MR. G. W. WOLFF (Belfast, E.)

said that of the logic of the Amendment and the justice of including workshop employés in the Bill there could not be the slightest doubt. When miners, railway employés, and other workmen were included, there was absolutely no justice, right, or logic in keeping anyone else out of it. But as far as he and most of them understood this Bill, it was not based on justice, logic, or anything of that sort. [Opposition cheers.] It rested on expediency, and the result was not whether it was right to include workshop employés, but whether it was expedient, and he was strongly of opinion that the Government were right in saying it was not expedient. The Bill was a new departure in the relations between employers and employed, and he could perfectly understand that under these circumstances the Government should wish to confine it at present to dangerous trades and see how it worked before they extended it to other trades. If the Bill was found to work well, nothing could prevent its application to other trades than those mentioned in it. Probably next year, but certainly the year after, the trades now excluded from the Bill would be included in it. Meantime, there would be an opportunity of discovering what the defects of the Bill were. The Government had distinctly declined to include other trades at present, and it was waste of time for hon. Members opposite to try to persuade them to do so, especially when they knew that with the majority they had, they could do whatever they pleased. [Opposition laughter and "hear, hear!"]
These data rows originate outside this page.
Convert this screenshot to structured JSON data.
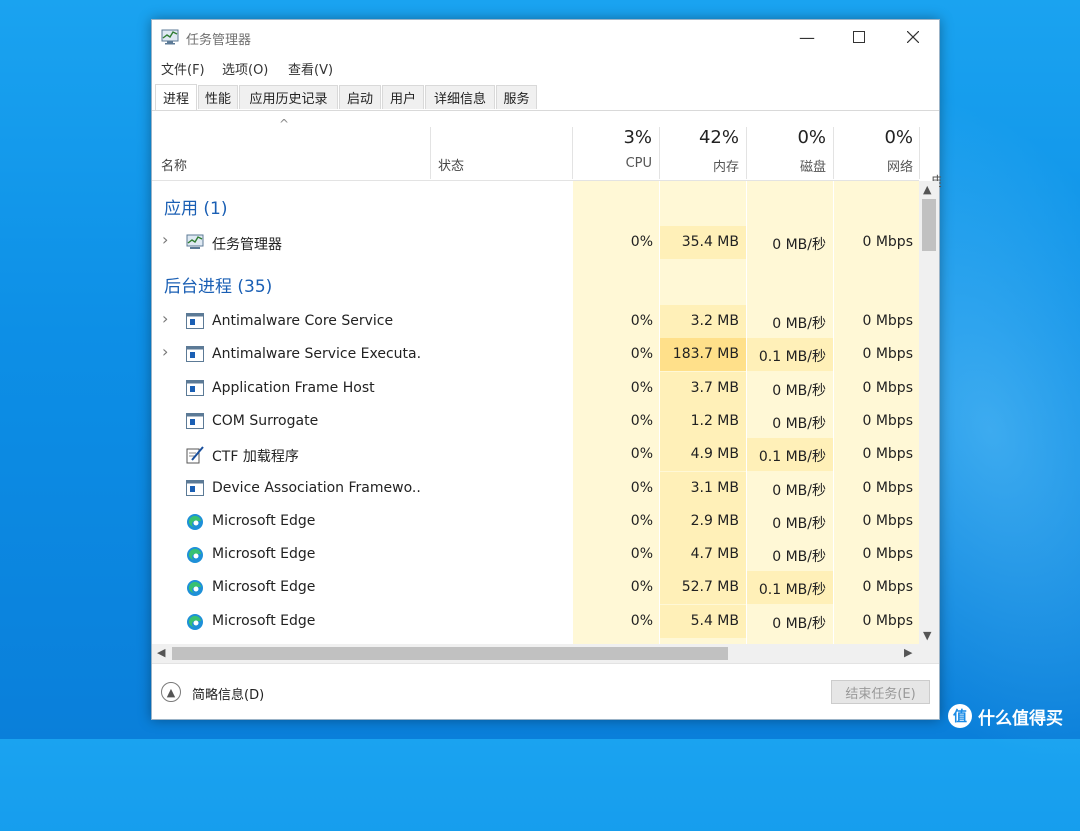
{
  "window": {
    "title": "任务管理器"
  },
  "menu": [
    {
      "label": "文件(F)"
    },
    {
      "label": "选项(O)"
    },
    {
      "label": "查看(V)"
    }
  ],
  "tabs": [
    {
      "label": "进程",
      "active": true
    },
    {
      "label": "性能"
    },
    {
      "label": "应用历史记录"
    },
    {
      "label": "启动"
    },
    {
      "label": "用户"
    },
    {
      "label": "详细信息"
    },
    {
      "label": "服务"
    }
  ],
  "headers": {
    "sort_caret": "^",
    "name": "名称",
    "status": "状态",
    "cpu": {
      "pct": "3%",
      "label": "CPU"
    },
    "memory": {
      "pct": "42%",
      "label": "内存"
    },
    "disk": {
      "pct": "0%",
      "label": "磁盘"
    },
    "network": {
      "pct": "0%",
      "label": "网络"
    },
    "power_partial": "电"
  },
  "groups": {
    "apps": "应用 (1)",
    "background": "后台进程 (35)"
  },
  "apps": [
    {
      "name": "任务管理器",
      "icon": "task-manager-icon",
      "expandable": true,
      "cpu": "0%",
      "memory": "35.4 MB",
      "disk": "0 MB/秒",
      "network": "0 Mbps"
    }
  ],
  "background": [
    {
      "name": "Antimalware Core Service",
      "icon": "service-window-icon",
      "expandable": true,
      "cpu": "0%",
      "memory": "3.2 MB",
      "disk": "0 MB/秒",
      "network": "0 Mbps"
    },
    {
      "name": "Antimalware Service Executa...",
      "icon": "service-window-icon",
      "expandable": true,
      "cpu": "0%",
      "memory": "183.7 MB",
      "disk": "0.1 MB/秒",
      "network": "0 Mbps"
    },
    {
      "name": "Application Frame Host",
      "icon": "service-window-icon",
      "expandable": false,
      "cpu": "0%",
      "memory": "3.7 MB",
      "disk": "0 MB/秒",
      "network": "0 Mbps"
    },
    {
      "name": "COM Surrogate",
      "icon": "service-window-icon",
      "expandable": false,
      "cpu": "0%",
      "memory": "1.2 MB",
      "disk": "0 MB/秒",
      "network": "0 Mbps"
    },
    {
      "name": "CTF 加载程序",
      "icon": "ctf-pen-icon",
      "expandable": false,
      "cpu": "0%",
      "memory": "4.9 MB",
      "disk": "0.1 MB/秒",
      "network": "0 Mbps"
    },
    {
      "name": "Device Association Framewo...",
      "icon": "service-window-icon",
      "expandable": false,
      "cpu": "0%",
      "memory": "3.1 MB",
      "disk": "0 MB/秒",
      "network": "0 Mbps"
    },
    {
      "name": "Microsoft Edge",
      "icon": "edge-icon",
      "expandable": false,
      "cpu": "0%",
      "memory": "2.9 MB",
      "disk": "0 MB/秒",
      "network": "0 Mbps"
    },
    {
      "name": "Microsoft Edge",
      "icon": "edge-icon",
      "expandable": false,
      "cpu": "0%",
      "memory": "4.7 MB",
      "disk": "0 MB/秒",
      "network": "0 Mbps"
    },
    {
      "name": "Microsoft Edge",
      "icon": "edge-icon",
      "expandable": false,
      "cpu": "0%",
      "memory": "52.7 MB",
      "disk": "0.1 MB/秒",
      "network": "0 Mbps"
    },
    {
      "name": "Microsoft Edge",
      "icon": "edge-icon",
      "expandable": false,
      "cpu": "0%",
      "memory": "5.4 MB",
      "disk": "0 MB/秒",
      "network": "0 Mbps"
    }
  ],
  "footer": {
    "fewer_details": "简略信息(D)",
    "end_task": "结束任务(E)"
  },
  "watermark": {
    "badge": "值",
    "text": "什么值得买"
  },
  "colors": {
    "heat_light": "#fff8d6",
    "heat_mid": "#fff0b8",
    "heat_strong": "#ffe08a",
    "group_title": "#1a5fb4",
    "desktop": "#0d8fe6"
  }
}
MR. REGINALD·McKENNA (Monmouthshire, N.)

asked if the Government really declined to include in the Bill any more trades than those mentioned?

MR. CHAMBERLAIN

I think the Committee are fully possessed now of the mind of the Government on this question. I entirely agree with almost every word which has fallen from my hon. Friend the Member for Belfast, except that I did not say the Bill was not based on justice—[laughter]—because I really think it is based on a desire to do absolute justice to all who come within its purview. [Cheers.] Only we have said, and have stated again and again as plainly as it is possible to state it, that we considered when we introduced this great and novel principle that if we at once applied it indiscriminately to all trades and all classes of workmen, we should not have the ghost of a chance of passing our Bill. Therefore we conceived it to be expedient to limit it to trades in which the demand for reform was most urgent, and to see whether it cannot be safely extended further. But we have said distinctly that we cannot undertake to add to the Bill any of these great classes, such as agricultural labourers, seamen, and those employed in workshops, and, further, that we confine ourselves to the limitations already existing in different Acts of Parliament to which we refer in the Bill, and the only exceptions which we can make are with regard to building, laundries, and machinery plant, in respect of which we are putting down our own Amendments to the Bill.

MR. H. H. ASQUITH (Fife, E.)

I think that after that declaration it would probably be taking up the time of the Committee to go on discussing in detail arguments in reference to particular categories of workmen whom we know the Government are not going to include. ["Hear, hear !"] We understand the position; logic, my right hon. Friend admits, has been banished, and justice, or, at any rate, perfect justice has been adjourned until the Greek Kalends. In the meantime, we must make the best we can of this position; the Government are the masters of the situation, and I venture to appeal to my hon. Friends to accept the situation, and to come as speedily as we can to the discussion of matters which are debateable ground. ["Hear, hear !"]

MR. ABEL THOMAS

said that he would like to call attention to the result of the refusal of the Secretary for the Colonies in this case. It would specially affect the carpentering and joinery trade. If there was a gas engine outside in the yard by which a certain amount of sawing was done by men at work inside, the building came within the definition of a factory; but if there was no gas engine outside the yard they did not come within the Act at all. If a man carried on a large business with the same machinery on one side of a road, with a gate across the fence leading into the road, and on the other side of the road had very large workshops where hundreds of men were engaged, those men would not come within this Act, while if they happened to be working in the yard 50 or 60 yards away from it on the same side of the road, they would come within the Act. That was an extremely inconsistent position, and he thought it was expedient that that kind of work should be included.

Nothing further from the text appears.